According to a human rights report by Amnesty International, in the first month of the coup, an estimated 8,000 people were arrested. A psychology of fear pervaded. Surveillance of citizens was a fact of life, even during the few permitted social activities. Photography was banned in public locations. The country had become a true police state.

Seven years later, the collapse of the junta was triggered by a series of events,  the pressure of the Turkish invasion of Cyprus being the catalyst.

The works of art in this exhibition were created during those dark years, some are overtly political, some covertly. Many were produced abroad.




Vlassis Kaniaris, Red carnation, 1969




A. Tassos, The Torture and Death of Electra Apostolou, 1967





Vangelis Dimitreas, Demonstration, 1968 (ink on paper)





Asandour Baharian, The Prison in Kerkyra, 1972




Kyriakos Kantzourakis, Che, 1968, (oil on canvas)




Kyriakos Kantzourakis, The Exception, 1968, (oil on canvas)

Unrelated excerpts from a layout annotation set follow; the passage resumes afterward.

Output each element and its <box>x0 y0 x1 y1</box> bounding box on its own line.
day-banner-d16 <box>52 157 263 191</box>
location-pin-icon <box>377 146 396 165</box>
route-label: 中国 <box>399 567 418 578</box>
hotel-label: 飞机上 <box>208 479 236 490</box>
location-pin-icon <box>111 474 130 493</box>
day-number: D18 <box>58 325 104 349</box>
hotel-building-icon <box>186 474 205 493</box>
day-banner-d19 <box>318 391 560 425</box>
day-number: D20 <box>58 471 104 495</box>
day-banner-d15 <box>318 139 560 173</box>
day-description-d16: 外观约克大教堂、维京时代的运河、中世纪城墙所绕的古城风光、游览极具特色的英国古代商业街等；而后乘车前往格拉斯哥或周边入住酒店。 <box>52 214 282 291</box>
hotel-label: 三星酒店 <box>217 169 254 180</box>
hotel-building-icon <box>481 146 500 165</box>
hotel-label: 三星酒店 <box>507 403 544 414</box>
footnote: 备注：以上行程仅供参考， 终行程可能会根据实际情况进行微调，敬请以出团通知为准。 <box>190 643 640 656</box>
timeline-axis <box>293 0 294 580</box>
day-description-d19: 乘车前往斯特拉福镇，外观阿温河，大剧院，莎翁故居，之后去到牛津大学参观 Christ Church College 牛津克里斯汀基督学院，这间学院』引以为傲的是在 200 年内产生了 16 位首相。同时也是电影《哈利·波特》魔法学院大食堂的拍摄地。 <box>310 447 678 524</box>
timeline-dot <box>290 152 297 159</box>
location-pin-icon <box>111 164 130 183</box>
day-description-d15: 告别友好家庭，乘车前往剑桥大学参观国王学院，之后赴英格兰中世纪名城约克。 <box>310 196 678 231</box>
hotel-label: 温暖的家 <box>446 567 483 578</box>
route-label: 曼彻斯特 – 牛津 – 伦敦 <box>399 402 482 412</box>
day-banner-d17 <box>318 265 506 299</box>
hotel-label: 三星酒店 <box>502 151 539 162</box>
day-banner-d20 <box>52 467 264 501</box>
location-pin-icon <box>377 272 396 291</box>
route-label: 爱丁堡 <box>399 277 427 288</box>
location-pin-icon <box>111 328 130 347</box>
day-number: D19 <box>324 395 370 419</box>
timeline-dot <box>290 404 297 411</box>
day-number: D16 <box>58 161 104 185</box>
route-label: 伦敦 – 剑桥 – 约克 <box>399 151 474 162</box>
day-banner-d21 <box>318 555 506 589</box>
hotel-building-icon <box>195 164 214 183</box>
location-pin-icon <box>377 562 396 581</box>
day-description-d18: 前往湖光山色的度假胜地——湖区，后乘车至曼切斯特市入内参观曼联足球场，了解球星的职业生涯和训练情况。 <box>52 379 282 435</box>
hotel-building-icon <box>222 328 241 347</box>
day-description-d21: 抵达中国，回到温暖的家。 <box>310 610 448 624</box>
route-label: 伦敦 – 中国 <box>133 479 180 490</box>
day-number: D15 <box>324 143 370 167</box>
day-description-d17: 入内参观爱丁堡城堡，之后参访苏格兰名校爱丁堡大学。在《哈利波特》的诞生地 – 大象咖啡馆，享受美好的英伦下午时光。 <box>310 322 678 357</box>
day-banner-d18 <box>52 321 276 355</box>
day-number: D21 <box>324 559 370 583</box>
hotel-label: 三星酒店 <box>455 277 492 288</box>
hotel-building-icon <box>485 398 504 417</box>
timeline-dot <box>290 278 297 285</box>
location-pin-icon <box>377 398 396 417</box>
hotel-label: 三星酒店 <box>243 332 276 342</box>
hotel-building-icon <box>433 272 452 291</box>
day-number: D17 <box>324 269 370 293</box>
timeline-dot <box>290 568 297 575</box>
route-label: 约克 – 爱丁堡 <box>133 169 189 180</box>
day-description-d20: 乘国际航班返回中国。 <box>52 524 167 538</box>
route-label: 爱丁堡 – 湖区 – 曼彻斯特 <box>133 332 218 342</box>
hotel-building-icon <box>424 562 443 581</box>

Cleopatra Digga, Mirror, 1972 (acrylic)





Leda Papakonstantinou, Hello, How Are You? Are You Well?, 1974












Photograph of Leda Papakonstantinou with the sculpture




Vasso Kyriaki, Vietnam, 1968, (collage and acrylic)




Yannis Yaitis, Che Guevara's Funeral, 1968, (oil on canvas)




Demosthenes Skoulakis, Days of 1967, 1970, (oil on canvas)





Vasso Katraki, Antigone's Debt, 1972




Demosthenes Kokkinidis, Mother and Child, 1968-69, (acrylic on fabric)





Vasso Katraki, Remembering Panagiotis Elis, (engraving on stone)





Cleopatra Digga, Politicians, 1972






Yiannis Valavanides, Untitled, 1973, (tempera on paper)





Vasso Katraki, Pebbles painting while on exile, Gioura, 1967




During the junta years political prisoners were incarcerated in concentration camps on arid islands where some were kept there for years: this is most commonly referred to as exile.  Makronisos is the most infamous one. Vasso Katraki was arrested on the first day of the coup. She spent nine and half months there, suffering hunger, thirst and beatings. She was a life-long resistance fighter, and was also involved in the National Liberation Front (EAM) resistance movement opposed to the German occupiers of Greece during WWII.







Vasso Katraki, etching created while she was in exile in Gioura




Vasso Katraki, etching created while she was in exile in Gioura




Vourvoula Skoura, record sleeve of Mikis Theodorakis' double album 'Theodorakis directs Theodorakis' 1971-73




The lyrics of Antonito El Camborio, by Frederico Garcia Lorca, one of my favourite Theodorakis songs, so I have downloaded it on YouTube, sang by Maria Farantouri.








Theodorakis left Greece during the junta, as did Maria Farantouri. They went to Paris where they worked, produced albums and went on world tours, sending a very strong political message against the junta. Theodorakis' music gave those of us, who were in Greece, hope and courage. We used to go to night clubs, called boites at the time, clandestine places, where we would listen to live renditions of his music - one of the few forms of resistance for many people.